Microsoft and Yahoo!s post-acquisition cultures
And so it happens - Microsoft bid to buy Yahoo for 44.6 billion dollars this morning at $31 dollars a share (considerably above yesterday’s closing price for Y! stock). But this is not a post about economics but innovation, company mindset and culture. Microsoft and Yahoo are two very different companies - and having visited both their headquarters in the past in Redmond and California, it is hard for me to imagine how things will evolve if the deal goes through.
Microsoft is a huge company, with a culture that’s very different from Y!s. It offers products that fit into a very traditional mindset, whereas Yahoo was trying to change from that into a culture based on innovation, more in touch with its hacker roots. The Yahoo Brickhouse effort (which I’m a huge fan of) in particular, was a great example of that shift.

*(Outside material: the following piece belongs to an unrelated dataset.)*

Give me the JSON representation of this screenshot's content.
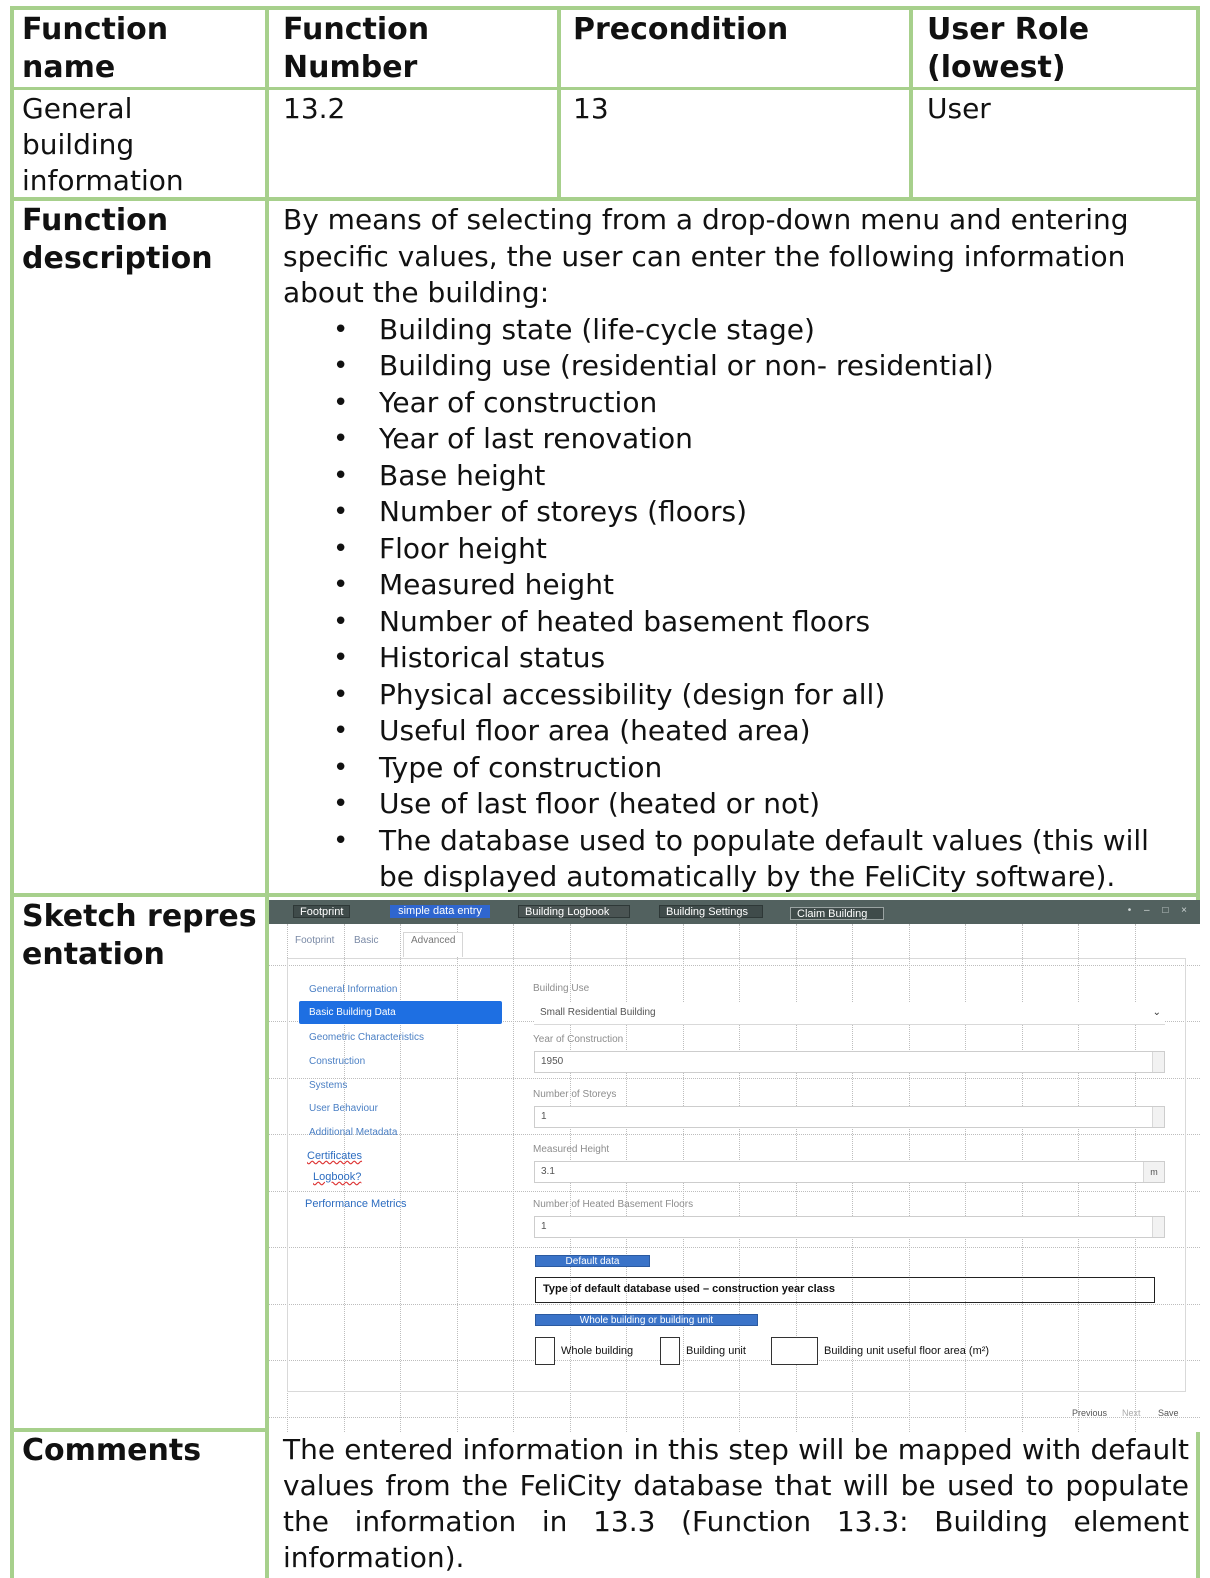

How companies react to mergers, acquisitions and new additions to teams has been one of my interests for a while. In theory, diversity fuels innovation because each company will have it’s own set of practices and answers to problems. This fuels discussion and hopefully the emmergence of a new set of signature practices on the new - and definitely more purple - Microsoft. This is quite likely a good thing for them.
What I wonder about though, is how some of the people now at Yahoo - who don’t particularly enjoy the Microsoft mindset - will react to this piece of news. Or how the stockholders will react. I guess we’ll see, but it’ll be an interesting next few days.
If you want to read up on the news of the acquisition bid, check the press release, the coverage at Techcrunch, or Techmeme, that will likely be on fire today.
Fred,
it’s just as you write, I honestly think that it’s going to be extremely difficult to say no to such [brutal] proposition of value.
Personally I think that we can only benefit from diversity in cultures from both companies and all the other out there, what makes them unique also guarantees a decent flow of innovation and values. The way I see it the side effects of having a mono-culture can only help limiting our options, kill innovation or somehow dramatically under mine it.
It’s going to be interesting as you mention to witness how two very different cultures may merge together, looking at a positive side of this and if it indeed goes thru, the result is unpredictable, of course, but an injection of the counter culture in yahoo and it’s openness in Microsoft can only do wonders, no?